Replacing the lower balljoint on B14

Time: 2.30 - 3 h

Tools: 
-Balljoint press. I loaned this one from Autozone. Without it you'll have to replace the whole control arm, $116 at Napa
-Balljoint fork. $10 at Autozone, but you can loan it also.
-2x 22mm long wrenches
-19mm wrench (preferrably with tube extension arm)
-Pliers

1)Raise the car and take the wheel off.
2)Spray the the control arm 22 bolt and the balljoint with WD-40
2.1)Put the extension on the 19 and loosen the 2 nuts on the back of the control arm. Mine were 10yr old and gave way at about....50-60 ft-lb. Take the 2 nuts off. The 3-rd nut (outer one) seem to be there for no reason (?)...it can stay or you can take that one also.
3)Loosen the bolt and nut. Prop the front (bolt head) wrench onto a piece of wood on the floor. Prop your foot into the control arm, wrap the wrench with a towel and PULL. It took at least 100 lb-ft to loosen this one. Take the nut off
4)Break the cottor pin. It's so rusty it won't ever get off. So by wiggling just break both ends.
5)With 22 loosen the balljoint nut ALL THE WAY UP! Do not disassemble the joit as then the shaft will start rotating WITH the nut and you'll have hard time taking the nut off.
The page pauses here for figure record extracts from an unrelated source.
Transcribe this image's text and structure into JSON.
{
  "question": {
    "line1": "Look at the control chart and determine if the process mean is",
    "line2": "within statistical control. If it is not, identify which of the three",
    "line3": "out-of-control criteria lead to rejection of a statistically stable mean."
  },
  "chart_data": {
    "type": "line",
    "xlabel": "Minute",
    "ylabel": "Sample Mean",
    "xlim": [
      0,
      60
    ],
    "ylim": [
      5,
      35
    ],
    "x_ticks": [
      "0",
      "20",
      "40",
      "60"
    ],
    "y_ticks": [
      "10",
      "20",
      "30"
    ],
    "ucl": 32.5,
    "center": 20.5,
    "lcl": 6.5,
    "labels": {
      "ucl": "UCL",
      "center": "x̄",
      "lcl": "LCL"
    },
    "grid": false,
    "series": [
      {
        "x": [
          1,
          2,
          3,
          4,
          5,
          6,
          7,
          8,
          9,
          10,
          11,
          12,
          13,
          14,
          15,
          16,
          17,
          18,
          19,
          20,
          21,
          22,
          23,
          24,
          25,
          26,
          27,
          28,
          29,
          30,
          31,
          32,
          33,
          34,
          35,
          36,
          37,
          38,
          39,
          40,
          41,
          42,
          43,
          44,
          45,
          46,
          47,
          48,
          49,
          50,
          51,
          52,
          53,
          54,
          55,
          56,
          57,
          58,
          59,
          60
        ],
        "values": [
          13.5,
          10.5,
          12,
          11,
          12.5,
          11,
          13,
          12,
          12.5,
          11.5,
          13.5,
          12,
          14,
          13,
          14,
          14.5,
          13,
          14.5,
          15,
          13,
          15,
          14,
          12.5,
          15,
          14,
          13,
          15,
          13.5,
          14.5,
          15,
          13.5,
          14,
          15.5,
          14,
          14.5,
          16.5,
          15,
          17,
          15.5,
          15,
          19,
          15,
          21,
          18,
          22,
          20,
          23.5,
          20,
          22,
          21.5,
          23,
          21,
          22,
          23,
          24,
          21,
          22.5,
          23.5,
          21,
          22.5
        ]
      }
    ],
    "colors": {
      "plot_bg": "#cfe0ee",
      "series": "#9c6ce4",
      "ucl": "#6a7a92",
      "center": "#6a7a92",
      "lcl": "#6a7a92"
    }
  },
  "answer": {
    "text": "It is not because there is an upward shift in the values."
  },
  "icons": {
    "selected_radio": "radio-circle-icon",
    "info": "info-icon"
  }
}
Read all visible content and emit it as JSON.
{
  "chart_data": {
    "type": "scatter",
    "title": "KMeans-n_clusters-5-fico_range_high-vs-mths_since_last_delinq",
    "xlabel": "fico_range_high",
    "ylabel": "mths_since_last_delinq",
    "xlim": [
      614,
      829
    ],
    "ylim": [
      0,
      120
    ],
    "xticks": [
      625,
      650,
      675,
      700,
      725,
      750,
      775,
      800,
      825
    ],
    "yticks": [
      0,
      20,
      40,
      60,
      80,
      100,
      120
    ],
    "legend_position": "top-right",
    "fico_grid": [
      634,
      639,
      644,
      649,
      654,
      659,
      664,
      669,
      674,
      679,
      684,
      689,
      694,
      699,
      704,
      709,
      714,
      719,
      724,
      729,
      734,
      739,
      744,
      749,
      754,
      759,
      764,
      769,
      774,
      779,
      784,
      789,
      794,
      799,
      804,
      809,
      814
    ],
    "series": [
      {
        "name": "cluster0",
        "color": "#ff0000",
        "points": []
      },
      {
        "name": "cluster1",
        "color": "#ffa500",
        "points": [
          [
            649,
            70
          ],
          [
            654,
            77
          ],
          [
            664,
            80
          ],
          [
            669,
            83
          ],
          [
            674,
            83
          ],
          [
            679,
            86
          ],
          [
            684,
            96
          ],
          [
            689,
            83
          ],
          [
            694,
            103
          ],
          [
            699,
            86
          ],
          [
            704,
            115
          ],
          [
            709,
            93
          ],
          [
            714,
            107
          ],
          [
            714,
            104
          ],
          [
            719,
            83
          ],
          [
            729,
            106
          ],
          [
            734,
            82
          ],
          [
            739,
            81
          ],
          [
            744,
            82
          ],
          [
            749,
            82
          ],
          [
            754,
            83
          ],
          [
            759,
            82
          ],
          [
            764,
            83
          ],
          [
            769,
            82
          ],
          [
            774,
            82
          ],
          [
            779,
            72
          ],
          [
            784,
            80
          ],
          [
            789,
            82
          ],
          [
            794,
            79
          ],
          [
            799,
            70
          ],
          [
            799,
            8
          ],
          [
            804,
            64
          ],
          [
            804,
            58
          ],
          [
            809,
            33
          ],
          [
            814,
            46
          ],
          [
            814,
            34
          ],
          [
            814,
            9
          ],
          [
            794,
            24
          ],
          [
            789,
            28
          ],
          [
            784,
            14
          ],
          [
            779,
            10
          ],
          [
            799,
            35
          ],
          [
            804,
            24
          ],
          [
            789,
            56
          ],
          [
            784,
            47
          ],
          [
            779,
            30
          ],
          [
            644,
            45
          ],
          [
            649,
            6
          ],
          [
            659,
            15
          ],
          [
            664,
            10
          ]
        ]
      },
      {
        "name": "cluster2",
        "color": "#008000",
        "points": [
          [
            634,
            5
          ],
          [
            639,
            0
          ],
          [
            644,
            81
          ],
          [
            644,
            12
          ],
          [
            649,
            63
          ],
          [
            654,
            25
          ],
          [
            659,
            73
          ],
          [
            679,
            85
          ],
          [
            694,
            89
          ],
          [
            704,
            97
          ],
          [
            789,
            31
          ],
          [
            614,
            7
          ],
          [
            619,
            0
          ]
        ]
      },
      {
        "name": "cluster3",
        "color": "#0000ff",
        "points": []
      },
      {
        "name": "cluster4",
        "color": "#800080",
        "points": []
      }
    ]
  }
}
The nut will eventually hit the CV housing - that's as far as you can go probably. The more the better.
6)Insert the fork between the balljoint and the knuckle and try to just slightly disengage the balljoint, utill you take the nut off. Once it's completely off, disegage the balljoit completely.
7)Take the control arm off.
8)Put it into a vise
9)Take the old security ring (zeger-ring...is there an english name for that) off, shold be easy.
10)With the balljoint press, depress the old balljoint. I used the smallest ring, and it was just a bit narrow, but worked OK. Balljoint press is a beefy C-braket, and that's on purpose. It takes one hell of a force to take those off 3/8" thick steel. You might have to hammer the balljoint off the press ring afterwards.
11)Press the new balljoint with the press. ALIGN THE COTTER PIN HOLE PERPENDICULAR TO THE CONTROL ARM! Otherwise, later you'll have to insert that pin from a weird angle (as I did). Take a couple fo turns, check the alignment, do it again. To press the new one was generally easier than to depress the old one... try not to overtighten as you might damage the new balljoint.
12)Put the new security ring
13)Mount the control arm. First, align and put the balljoint shaft into the the knuckle. Than put the bolt and nut, and the 2 mounting nuts on the back. Don't tighten anything. Put the nut on on the balljoint.
14)Raise the balljoint with the jack untill the control arm is parallel with the car. The car will probably rest on the jack.
15)Hammer the knuckle few times just in case there's any slack left.
16)Tighten the balljoint nut. Put the cotter pin. You might have to cut some of the pin if it's tail is too long
17)Tighten all the screws. Tighten the bolt and nut as hard as you can
18)Put the wheel back and lower the car
19)Drive for 2-3 days and recheck all the screws. You might be able to do that even without raising the car.

GOOD LUCK!


----------